The other day, I met with an 18-year-old woman. Her mom sent her to me, hoping to instill some healthy habits before she heads off to college in the fall. At first, I was reluctant, because I usually work with busy, stressed adults who come to me of their own volition and are self-motivated to make life changes. I was skeptical, but since I too have a daughter heading to college, I clearly understood the issues and decided to try it.
My new client was adorable and friendly, and I instantly became enthusiastic about helping her navigate the unchartered and unhealthy waters of college life.
We started by discussing the food piece. She set goals around avoiding too many late-night Domino's pizza-fests with friends and finding ways to add in some vegetables other than french fries.
We talked about alcohol and the temptation to party every night, and how that would affect just about everything, including her much-needed sleep.
We talked about exercise and stress. We even practiced some one-minute breathing techniques that she could start using immediately to stay calm and focused.
She said she was afraid of gaining the infamous "Freshman 15." I assured her that being mindful of all the things we talked about would set her up for success. I gave her a hug and sent her off with a list of goals and healthy snacks.
After the session, I started thinking about my own freshman year and my own "Freshman 15," which was actually 20 lbs. and was gained entirely within the first two months of school!
I started college as an underweight, confident girl and returned home for Thanksgiving, only two months later, with an extra 20 pounds saddled on my confused and downcast body. I had always assumed that my sudden increase in size was due to less walking, more hanging out in the cafeteria, and the absence of scales or mirrors in my college dorm. It is only recently, through my work as a healthy living strategist, that I started understanding what really had caused this rapid weight gain.
Here's the scoop:
A few weeks before I left for college, my parents forbade me ever to see or speak to my boyfriend because he wasn't "our religion." Despite the fact that he was my first love and was kind and caring and everything you would want in a boyfriend for your daughter, they forced me to break up immediately and cut off all contact.
I was devastated.
During the first week of college, while my friends were receiving chocolate-covered dried fruit baskets and fluffy teddy bears, I received a letter from my mother warning me to never make any contact with my boyfriend ever again. Didn't she realize I did not intend to marry him or anyone else for many years?
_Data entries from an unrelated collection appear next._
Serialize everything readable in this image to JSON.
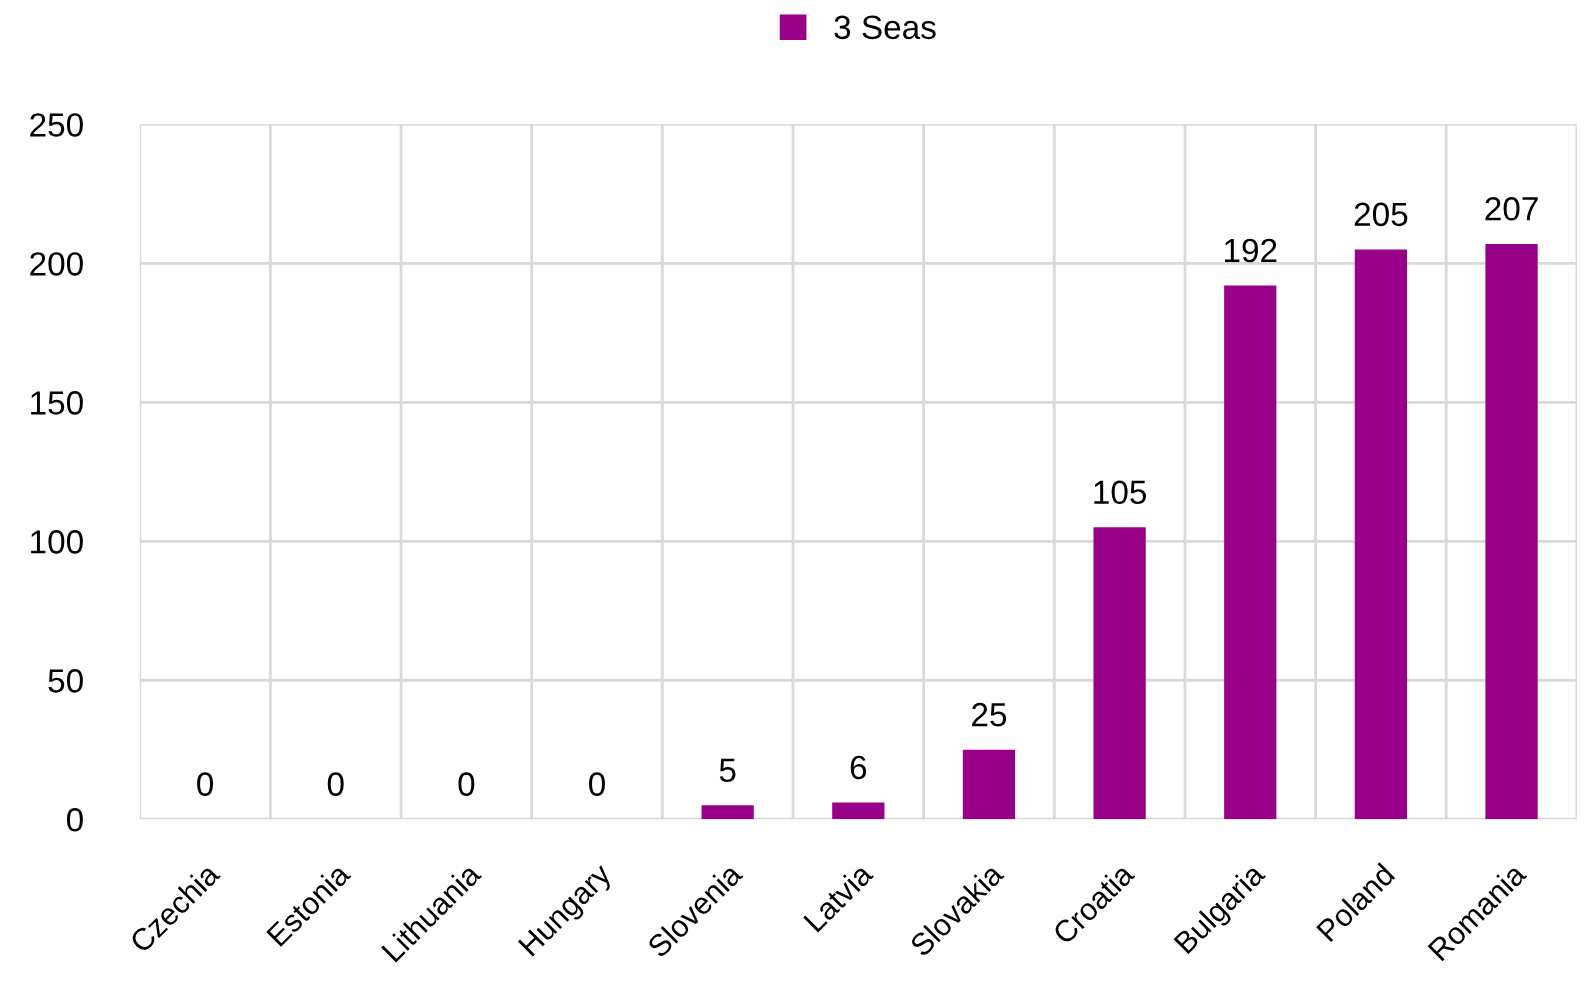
{
  "chart_data": {
    "type": "bar",
    "categories": [
      "Czechia",
      "Estonia",
      "Lithuania",
      "Hungary",
      "Slovenia",
      "Latvia",
      "Slovakia",
      "Croatia",
      "Bulgaria",
      "Poland",
      "Romania"
    ],
    "series": [
      {
        "name": "3 Seas",
        "color": "#990088",
        "values": [
          0,
          0,
          0,
          0,
          5,
          6,
          25,
          105,
          192,
          205,
          207
        ]
      }
    ],
    "ylim": [
      0,
      250
    ],
    "yticks": [
      0,
      50,
      100,
      150,
      200,
      250
    ],
    "grid": true,
    "legend": "top",
    "data_labels": true
  }
}
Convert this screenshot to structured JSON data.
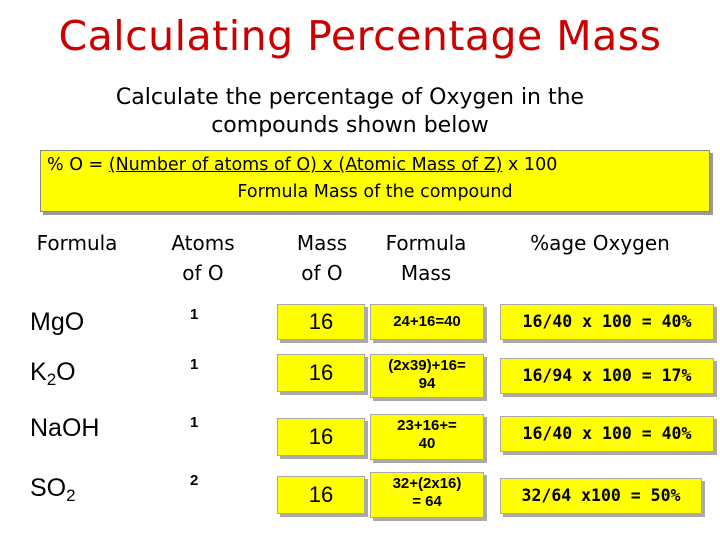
{
  "title": "Calculating Percentage Mass",
  "subtitle_line1": "Calculate the percentage of Oxygen in the",
  "subtitle_line2": "compounds shown below",
  "formula": {
    "prefix": "% O = ",
    "numerator": "(Number of atoms of O) x (Atomic Mass of Z)",
    "suffix": " x 100",
    "denominator": "Formula Mass of the compound"
  },
  "headers": {
    "formula": "Formula",
    "atoms_line1": "Atoms",
    "atoms_line2": "of O",
    "mass_line1": "Mass",
    "mass_line2": "of O",
    "fmass_line1": "Formula",
    "fmass_line2": "Mass",
    "pct": "%age Oxygen"
  },
  "rows": [
    {
      "compound_base": "MgO",
      "compound_sub": "",
      "compound_tail": "",
      "atoms": "1",
      "mass": "16",
      "fmass_line1": "24+16=40",
      "fmass_line2": "",
      "pct": "16/40 x 100 = 40%"
    },
    {
      "compound_base": "K",
      "compound_sub": "2",
      "compound_tail": "O",
      "atoms": "1",
      "mass": "16",
      "fmass_line1": "(2x39)+16=",
      "fmass_line2": "94",
      "pct": "16/94 x 100 = 17%"
    },
    {
      "compound_base": "NaOH",
      "compound_sub": "",
      "compound_tail": "",
      "atoms": "1",
      "mass": "16",
      "fmass_line1": "23+16+=",
      "fmass_line2": "40",
      "pct": "16/40 x 100 = 40%"
    },
    {
      "compound_base": "SO",
      "compound_sub": "2",
      "compound_tail": "",
      "atoms": "2",
      "mass": "16",
      "fmass_line1": "32+(2x16)",
      "fmass_line2": "= 64",
      "pct": "32/64 x100 = 50%"
    }
  ],
  "colors": {
    "title": "#cc0000",
    "highlight": "#ffff00"
  }
}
My parent's insistence that I break all ties left me in a Romeo-and-Juliet-style tragedy for which I was not emotionally prepared. They told me they would not pay for my college if I had any contact whatsoever.
To get even, I decided to flunk out of college instead, successfully failing every midterm exam.
I was scared and heartbroken. I loved my boyfriend but I also loved my parents. I needed my parents, but was feeling abandoned, at a time when I needed them desperately. As much as my heart ached for my boyfriend, I knew that I could not survive the new college experience without my family. I fell into a deep depression.
I numbly went through the motions of parties, and boys, and making new friends. And I started to eat.
Though I wasn't aware of it, I was feeding my loneliness. I was feeding my fear. I was feeding my anger and my abandonment and my broken heart. For the first time in my young life, I was using food for something other than sustenance.
My dad pinched my double chin on the day I arrived home for Thanksgiving. I was ashamed and horrified.
I decided failing out of college was probably not the best decision because I would have to move home. So instead, I studied hard, got A's on all my finals, and ended up with a report card full of C's for my first semester.
As time went on, I lost most of the physical weight; but I never quite lost the emotional baggage of my broken heart and the disappointment in my parents. Despite forgiving them, I still felt the pain more than 30 years later.
Here is my advice to you parents, as you send your kids off to college: a little chocolate-covered dried fruit basket and a fluffy teddy bear might be exactly what your college-age kids need to stay healthy. Knowing they have your love and emotional support as they make this difficult transition may help them way more than any food or exercise plan.